I had a little insight about Bulgarian squats while doing them the other day. This is my thought process as to why they hurt so bad.
Due to the positioning of this exercise, you are never really in a full hip and knee extended position, so you are constantly contracting your working muscles every rep, never allowing them to relax between reps.
Because of that, you aren't allowing your muscle pump venous return mechanism to function as well as it could. Basically the muscle pump mechanism pumps deoxygenated and metabolic waste product filled blood away through continuous sequences relaxation and contraction of skeletal muscle. What is included in the metabolic waste is lactic acid and hydrogen ions from anaerobic respiration (weight lifting).

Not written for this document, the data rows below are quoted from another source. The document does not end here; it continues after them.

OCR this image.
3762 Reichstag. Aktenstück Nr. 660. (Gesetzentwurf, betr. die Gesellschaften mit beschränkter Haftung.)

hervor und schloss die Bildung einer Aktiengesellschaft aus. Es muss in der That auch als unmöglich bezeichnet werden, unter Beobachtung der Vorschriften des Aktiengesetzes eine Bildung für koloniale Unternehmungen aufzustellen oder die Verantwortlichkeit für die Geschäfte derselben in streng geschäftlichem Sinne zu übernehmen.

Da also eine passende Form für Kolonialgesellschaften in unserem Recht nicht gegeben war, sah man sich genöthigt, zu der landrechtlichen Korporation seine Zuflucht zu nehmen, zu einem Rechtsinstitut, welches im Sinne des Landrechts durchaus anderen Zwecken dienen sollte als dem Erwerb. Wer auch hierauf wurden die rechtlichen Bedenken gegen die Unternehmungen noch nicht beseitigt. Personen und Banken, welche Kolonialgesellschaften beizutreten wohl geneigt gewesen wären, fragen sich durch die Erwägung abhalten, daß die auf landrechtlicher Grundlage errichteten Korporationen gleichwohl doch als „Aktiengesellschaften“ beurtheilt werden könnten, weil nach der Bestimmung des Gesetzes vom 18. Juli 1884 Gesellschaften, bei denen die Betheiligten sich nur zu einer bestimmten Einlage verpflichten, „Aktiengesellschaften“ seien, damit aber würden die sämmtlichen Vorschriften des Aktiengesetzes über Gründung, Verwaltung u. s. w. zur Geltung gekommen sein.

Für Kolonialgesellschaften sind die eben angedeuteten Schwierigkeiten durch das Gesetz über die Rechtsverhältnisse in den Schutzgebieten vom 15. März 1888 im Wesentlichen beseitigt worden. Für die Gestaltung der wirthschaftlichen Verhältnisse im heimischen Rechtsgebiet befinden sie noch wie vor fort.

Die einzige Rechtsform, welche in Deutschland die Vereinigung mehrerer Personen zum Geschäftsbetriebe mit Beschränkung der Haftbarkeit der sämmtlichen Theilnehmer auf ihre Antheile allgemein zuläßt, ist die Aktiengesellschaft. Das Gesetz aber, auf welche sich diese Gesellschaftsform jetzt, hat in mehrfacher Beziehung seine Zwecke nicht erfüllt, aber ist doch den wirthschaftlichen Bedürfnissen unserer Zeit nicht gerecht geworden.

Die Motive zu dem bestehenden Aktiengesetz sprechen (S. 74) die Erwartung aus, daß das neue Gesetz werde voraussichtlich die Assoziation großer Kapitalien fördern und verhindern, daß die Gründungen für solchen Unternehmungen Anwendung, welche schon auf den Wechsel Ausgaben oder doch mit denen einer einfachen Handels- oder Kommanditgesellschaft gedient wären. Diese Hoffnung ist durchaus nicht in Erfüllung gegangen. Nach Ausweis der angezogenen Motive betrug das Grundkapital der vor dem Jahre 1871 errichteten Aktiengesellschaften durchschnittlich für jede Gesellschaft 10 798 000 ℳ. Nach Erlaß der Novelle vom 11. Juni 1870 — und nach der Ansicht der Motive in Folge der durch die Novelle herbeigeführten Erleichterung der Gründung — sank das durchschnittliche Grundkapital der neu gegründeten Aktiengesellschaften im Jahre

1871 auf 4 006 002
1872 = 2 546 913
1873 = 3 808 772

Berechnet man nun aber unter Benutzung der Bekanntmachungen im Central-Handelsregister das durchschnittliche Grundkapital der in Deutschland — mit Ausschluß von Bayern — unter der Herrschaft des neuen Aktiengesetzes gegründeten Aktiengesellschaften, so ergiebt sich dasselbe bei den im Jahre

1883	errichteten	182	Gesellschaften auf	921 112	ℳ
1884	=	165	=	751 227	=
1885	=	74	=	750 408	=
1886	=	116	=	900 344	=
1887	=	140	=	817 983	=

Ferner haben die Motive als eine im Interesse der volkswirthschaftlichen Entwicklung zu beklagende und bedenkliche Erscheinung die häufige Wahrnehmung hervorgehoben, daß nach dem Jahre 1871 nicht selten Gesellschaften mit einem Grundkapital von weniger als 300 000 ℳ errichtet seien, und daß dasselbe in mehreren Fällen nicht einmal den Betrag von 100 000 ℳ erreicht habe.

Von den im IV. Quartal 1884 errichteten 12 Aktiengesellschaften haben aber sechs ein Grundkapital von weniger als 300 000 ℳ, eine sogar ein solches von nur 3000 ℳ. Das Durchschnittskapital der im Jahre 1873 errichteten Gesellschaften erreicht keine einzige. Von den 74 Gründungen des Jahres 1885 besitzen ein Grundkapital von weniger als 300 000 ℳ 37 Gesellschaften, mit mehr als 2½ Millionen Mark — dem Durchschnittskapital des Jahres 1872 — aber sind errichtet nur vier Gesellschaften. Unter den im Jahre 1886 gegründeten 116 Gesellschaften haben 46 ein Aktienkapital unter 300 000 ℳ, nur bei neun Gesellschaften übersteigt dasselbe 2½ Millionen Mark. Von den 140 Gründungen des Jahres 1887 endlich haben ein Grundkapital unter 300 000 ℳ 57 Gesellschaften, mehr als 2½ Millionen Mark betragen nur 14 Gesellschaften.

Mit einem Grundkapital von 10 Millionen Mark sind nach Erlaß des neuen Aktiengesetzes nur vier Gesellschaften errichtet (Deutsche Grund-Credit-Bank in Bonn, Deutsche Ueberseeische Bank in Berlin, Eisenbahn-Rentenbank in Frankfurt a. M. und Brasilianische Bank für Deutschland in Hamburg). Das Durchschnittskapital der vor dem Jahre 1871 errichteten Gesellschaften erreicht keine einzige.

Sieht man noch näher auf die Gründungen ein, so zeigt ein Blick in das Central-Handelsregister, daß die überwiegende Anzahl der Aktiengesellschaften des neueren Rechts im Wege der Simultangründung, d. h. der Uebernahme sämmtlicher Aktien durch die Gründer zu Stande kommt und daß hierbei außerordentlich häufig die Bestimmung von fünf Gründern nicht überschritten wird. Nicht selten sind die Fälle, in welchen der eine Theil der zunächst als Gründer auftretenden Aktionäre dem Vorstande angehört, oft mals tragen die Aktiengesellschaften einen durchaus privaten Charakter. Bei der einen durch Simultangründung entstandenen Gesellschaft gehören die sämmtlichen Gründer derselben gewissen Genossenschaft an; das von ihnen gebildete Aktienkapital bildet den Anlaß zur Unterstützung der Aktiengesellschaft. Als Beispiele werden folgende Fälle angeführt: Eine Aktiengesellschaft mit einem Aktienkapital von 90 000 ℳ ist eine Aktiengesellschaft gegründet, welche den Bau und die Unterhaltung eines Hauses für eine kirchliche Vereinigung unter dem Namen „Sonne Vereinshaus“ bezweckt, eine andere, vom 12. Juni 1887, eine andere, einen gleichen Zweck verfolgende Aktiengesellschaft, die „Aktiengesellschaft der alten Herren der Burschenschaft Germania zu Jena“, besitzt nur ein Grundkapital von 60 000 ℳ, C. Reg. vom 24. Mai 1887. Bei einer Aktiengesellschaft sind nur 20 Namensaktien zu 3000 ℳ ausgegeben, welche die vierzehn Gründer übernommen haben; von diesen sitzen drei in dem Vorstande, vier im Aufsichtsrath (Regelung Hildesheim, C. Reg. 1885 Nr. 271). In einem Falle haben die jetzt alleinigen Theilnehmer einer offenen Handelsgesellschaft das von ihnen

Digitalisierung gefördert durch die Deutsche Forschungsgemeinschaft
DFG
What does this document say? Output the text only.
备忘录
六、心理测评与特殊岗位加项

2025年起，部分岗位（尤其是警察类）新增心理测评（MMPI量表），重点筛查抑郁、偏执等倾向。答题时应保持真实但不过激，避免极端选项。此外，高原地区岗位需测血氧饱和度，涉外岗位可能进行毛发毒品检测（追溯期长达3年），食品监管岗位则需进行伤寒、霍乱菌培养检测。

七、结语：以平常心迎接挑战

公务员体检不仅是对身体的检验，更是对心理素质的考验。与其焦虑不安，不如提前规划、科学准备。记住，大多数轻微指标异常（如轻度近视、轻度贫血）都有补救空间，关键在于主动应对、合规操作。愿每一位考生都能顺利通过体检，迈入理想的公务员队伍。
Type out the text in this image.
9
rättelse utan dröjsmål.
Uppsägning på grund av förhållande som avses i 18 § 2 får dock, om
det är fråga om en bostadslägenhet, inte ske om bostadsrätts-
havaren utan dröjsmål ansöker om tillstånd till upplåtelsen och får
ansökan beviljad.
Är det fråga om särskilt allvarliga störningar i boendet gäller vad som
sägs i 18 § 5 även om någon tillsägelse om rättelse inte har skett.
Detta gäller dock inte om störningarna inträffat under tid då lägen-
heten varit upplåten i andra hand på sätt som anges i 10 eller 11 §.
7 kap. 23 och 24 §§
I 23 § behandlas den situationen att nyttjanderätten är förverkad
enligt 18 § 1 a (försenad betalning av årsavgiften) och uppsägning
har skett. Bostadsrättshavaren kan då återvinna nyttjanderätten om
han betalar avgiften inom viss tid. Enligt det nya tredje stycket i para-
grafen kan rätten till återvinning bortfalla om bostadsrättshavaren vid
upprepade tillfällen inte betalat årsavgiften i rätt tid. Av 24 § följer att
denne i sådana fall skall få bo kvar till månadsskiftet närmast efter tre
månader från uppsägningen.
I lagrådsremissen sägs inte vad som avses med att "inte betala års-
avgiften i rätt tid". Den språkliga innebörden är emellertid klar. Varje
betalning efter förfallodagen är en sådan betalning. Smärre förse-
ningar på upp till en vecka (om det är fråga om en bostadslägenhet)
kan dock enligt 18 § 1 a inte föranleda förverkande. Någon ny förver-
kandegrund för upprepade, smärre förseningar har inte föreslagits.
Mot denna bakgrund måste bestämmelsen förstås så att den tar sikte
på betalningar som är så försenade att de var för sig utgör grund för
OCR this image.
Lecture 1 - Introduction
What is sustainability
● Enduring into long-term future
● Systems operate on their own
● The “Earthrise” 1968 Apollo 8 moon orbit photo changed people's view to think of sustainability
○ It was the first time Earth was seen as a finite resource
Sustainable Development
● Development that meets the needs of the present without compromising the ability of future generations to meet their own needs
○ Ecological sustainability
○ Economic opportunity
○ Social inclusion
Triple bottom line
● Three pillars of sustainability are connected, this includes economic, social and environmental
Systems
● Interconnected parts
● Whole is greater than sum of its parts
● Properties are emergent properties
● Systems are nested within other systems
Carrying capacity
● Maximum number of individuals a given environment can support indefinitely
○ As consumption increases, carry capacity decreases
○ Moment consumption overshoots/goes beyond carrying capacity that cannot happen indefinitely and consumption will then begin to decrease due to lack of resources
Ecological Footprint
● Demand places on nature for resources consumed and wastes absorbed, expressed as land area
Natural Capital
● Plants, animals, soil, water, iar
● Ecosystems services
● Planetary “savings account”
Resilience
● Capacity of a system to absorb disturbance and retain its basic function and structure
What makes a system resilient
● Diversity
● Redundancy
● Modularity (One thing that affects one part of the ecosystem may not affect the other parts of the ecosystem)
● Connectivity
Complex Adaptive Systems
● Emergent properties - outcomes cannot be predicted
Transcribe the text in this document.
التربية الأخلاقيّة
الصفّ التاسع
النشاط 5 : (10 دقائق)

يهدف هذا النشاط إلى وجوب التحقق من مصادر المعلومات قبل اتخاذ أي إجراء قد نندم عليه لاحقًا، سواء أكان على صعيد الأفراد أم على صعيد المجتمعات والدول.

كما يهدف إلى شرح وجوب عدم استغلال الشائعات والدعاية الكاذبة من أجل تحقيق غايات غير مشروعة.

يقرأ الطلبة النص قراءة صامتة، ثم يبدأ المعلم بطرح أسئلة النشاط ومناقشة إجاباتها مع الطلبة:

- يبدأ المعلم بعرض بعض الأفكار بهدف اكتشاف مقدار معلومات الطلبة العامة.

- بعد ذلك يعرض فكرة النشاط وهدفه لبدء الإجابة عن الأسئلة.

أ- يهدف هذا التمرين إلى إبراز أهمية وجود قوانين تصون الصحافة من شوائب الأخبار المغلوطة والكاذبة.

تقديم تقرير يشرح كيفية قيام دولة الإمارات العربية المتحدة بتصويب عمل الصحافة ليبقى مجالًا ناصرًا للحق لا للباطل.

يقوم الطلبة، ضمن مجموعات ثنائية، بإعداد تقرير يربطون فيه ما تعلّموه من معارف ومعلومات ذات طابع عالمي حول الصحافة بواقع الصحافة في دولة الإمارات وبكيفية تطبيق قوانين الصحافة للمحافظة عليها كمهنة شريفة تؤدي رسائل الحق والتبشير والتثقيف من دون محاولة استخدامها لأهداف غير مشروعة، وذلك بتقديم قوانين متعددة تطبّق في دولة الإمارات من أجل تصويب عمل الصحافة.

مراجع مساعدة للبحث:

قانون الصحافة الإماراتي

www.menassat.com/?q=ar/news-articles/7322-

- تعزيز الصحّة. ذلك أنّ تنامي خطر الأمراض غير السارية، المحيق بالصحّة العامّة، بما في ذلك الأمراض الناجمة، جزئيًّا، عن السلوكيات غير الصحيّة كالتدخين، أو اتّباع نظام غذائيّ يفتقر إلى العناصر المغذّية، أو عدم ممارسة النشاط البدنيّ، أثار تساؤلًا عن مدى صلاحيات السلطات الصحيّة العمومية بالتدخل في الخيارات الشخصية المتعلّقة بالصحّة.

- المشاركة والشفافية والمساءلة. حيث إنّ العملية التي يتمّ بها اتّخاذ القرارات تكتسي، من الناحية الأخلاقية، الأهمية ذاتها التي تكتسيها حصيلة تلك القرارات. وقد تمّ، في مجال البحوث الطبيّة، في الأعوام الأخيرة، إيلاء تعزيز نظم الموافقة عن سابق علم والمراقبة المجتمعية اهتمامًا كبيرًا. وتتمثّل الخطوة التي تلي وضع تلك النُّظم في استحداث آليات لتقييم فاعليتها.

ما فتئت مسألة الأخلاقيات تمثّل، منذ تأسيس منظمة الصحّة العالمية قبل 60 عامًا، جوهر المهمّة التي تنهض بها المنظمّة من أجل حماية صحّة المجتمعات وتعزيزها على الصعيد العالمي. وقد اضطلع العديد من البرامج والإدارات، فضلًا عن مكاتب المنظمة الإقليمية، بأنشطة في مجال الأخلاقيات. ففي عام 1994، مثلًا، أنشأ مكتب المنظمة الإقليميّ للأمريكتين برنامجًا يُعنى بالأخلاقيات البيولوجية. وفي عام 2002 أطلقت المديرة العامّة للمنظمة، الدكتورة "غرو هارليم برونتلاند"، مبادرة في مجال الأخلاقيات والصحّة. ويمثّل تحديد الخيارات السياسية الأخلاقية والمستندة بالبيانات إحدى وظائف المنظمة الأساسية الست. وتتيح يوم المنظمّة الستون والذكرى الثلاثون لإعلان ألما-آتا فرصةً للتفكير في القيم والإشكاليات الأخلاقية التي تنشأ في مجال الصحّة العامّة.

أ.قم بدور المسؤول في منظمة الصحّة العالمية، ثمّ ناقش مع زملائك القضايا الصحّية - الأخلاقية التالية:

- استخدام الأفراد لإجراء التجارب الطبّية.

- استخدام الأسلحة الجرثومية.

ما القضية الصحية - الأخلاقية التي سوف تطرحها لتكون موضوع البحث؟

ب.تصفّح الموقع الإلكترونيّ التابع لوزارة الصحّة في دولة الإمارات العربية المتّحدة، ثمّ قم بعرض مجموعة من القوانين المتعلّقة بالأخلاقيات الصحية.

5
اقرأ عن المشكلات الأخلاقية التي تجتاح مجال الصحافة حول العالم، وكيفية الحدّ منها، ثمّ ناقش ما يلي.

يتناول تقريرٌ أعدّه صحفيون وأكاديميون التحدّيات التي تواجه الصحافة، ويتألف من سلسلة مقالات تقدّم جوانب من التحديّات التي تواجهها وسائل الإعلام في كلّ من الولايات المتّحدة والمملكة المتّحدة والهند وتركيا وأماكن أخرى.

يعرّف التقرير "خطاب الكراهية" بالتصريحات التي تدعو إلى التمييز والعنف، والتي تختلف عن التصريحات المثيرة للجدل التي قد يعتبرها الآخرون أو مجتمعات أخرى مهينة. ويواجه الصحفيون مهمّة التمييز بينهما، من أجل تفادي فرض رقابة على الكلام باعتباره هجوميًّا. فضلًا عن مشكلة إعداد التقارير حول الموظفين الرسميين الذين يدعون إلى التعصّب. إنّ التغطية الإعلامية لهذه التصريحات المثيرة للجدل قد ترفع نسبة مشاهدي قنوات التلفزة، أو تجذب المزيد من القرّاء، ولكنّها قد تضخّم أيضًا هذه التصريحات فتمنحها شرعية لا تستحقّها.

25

Lactic acid and hyrogen build up create an acidic environment in the muscle and create that burn you get.
However, your working muscles are never relaxed so not only are they producing even more lactic acid and hydrogen ion byproduct because they are working longer than a typical squat, they are also having a hard time pumping the waste away, so you get that really intense burning feeling due to the building acidity.
Not only that, but the continuous contraction also means you are likely to over saturate your muscle fibers with calcium which causes them to "lock" in position. Lactic acid and hydrogen can also impede on basic muscle contraction is levels build too high as well. This is why Bulgarian squats turn you into a hobbling piece of pukey jelly, I think.